Mit dem Schlagstock gegen die Unabhängigkeit: 844 Verletzte

Der Tag des Referendums in Katalonien. Spanische Polizisten brechen die Scheibe einer Turnhalle ein, um sich Zugang zum dort eingerichteten Wahllokal zu verschaffen. Szenen wie hier in Girona gab es am Sonntag in Katalonien fast überall. Die Polizei versuchte die Menschen von der Stimmabgabe abzuhalten – um jeden Preis.

Die traurige Bilanz: mindestens 844 verletzte Bürger. Diese Zahl wurde vom katalanischen Gesundheitsministerium bestätigt. Und dabei handelt es sich nur um Verletzte, die sich auch behandeln ließen. Tatsächlich könnten es also noch viel mehr sein. Viele von ihnen waren keine Demonstranten, sondern Bürger, die friedlich ihre Stimme abgeben wollten.

Besonders rabiat ging die Polizei vor den Wahllokalen und auf den Straßen Kataloniens vor. Teilweise wurden Gummigeschosse und Schlagstöcke eingesetzt. Die Betroffenen wurden aufgerufen, bei den katalanischen Behörden Anzeige gegen die staatliche Polizeieinheit Guardia Civil zu erstatten.

Videos mit Aufnahmen der Gewalt gingen um die ganze Welt. Selbst entschiedene Gegner des Referendums und der Unabhängigkeit verurteilten das brutale Vorgehen.
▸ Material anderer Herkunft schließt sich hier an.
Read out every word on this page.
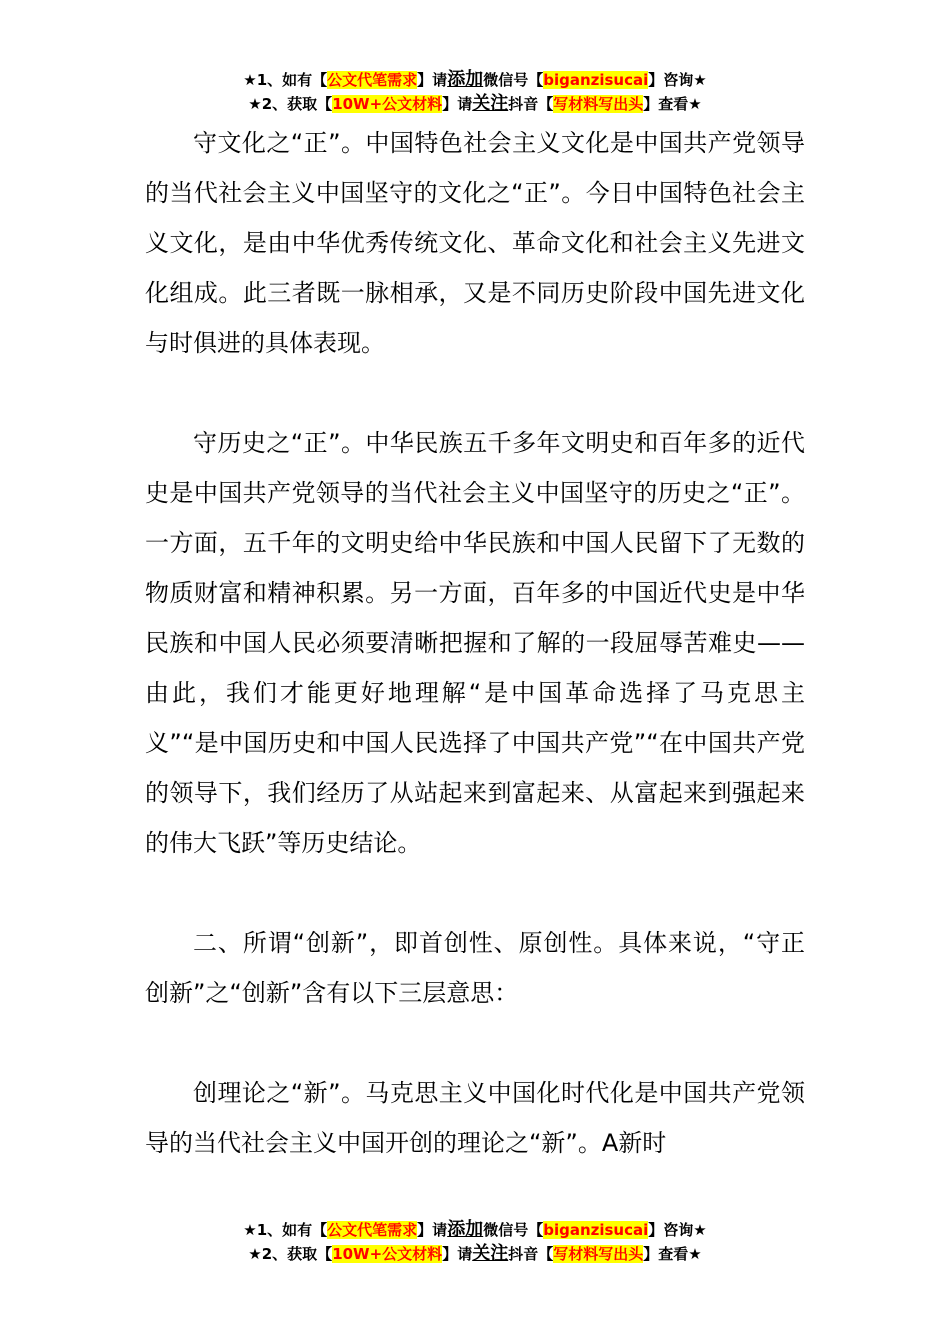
★1、如有【公文代笔需求】请添加微信号【biganzisucai】咨询★
★2、获取【10W+公文材料】请关注抖音【写材料写出头】查看★

守文化之“正”。中国特色社会主义文化是中国共产党领导的当代社会主义中国坚守的文化之“正”。今日中国特色社会主义文化，是由中华优秀传统文化、革命文化和社会主义先进文化组成。此三者既一脉相承，又是不同历史阶段中国先进文化与时俱进的具体表现。

守历史之“正”。中华民族五千多年文明史和百年多的近代史是中国共产党领导的当代社会主义中国坚守的历史之“正”。一方面，五千年的文明史给中华民族和中国人民留下了无数的物质财富和精神积累。另一方面，百年多的中国近代史是中华民族和中国人民必须要清晰把握和了解的一段屈辱苦难史——由此，我们才能更好地理解“是中国革命选择了马克思主义”“是中国历史和中国人民选择了中国共产党”“在中国共产党的领导下，我们经历了从站起来到富起来、从富起来到强起来的伟大飞跃”等历史结论。

二、所谓“创新”，即首创性、原创性。具体来说，“守正创新”之“创新”含有以下三层意思：

创理论之“新”。马克思主义中国化时代化是中国共产党领导的当代社会主义中国开创的理论之“新”。A新时

★1、如有【公文代笔需求】请添加微信号【biganzisucai】咨询★
★2、获取【10W+公文材料】请关注抖音【写材料写出头】查看★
Ein Sprecher der Regionalregierung nannte den Polizeieinsatz politisch motiviert. Laut ihm hat die Guardia Civil bewusst Menschen verletzt.

Die spanische Zentralregierung dagegen bezeichnete das Vorgehen als verhältnismäßig. Außerdem seien auch einige Polizisten durch Steinewerfer verletzt worden. Europaweit riefen Politiker zum Dialog auf. Die europäischen Grünen schlugen die EU-Kommission als Vermittler vor.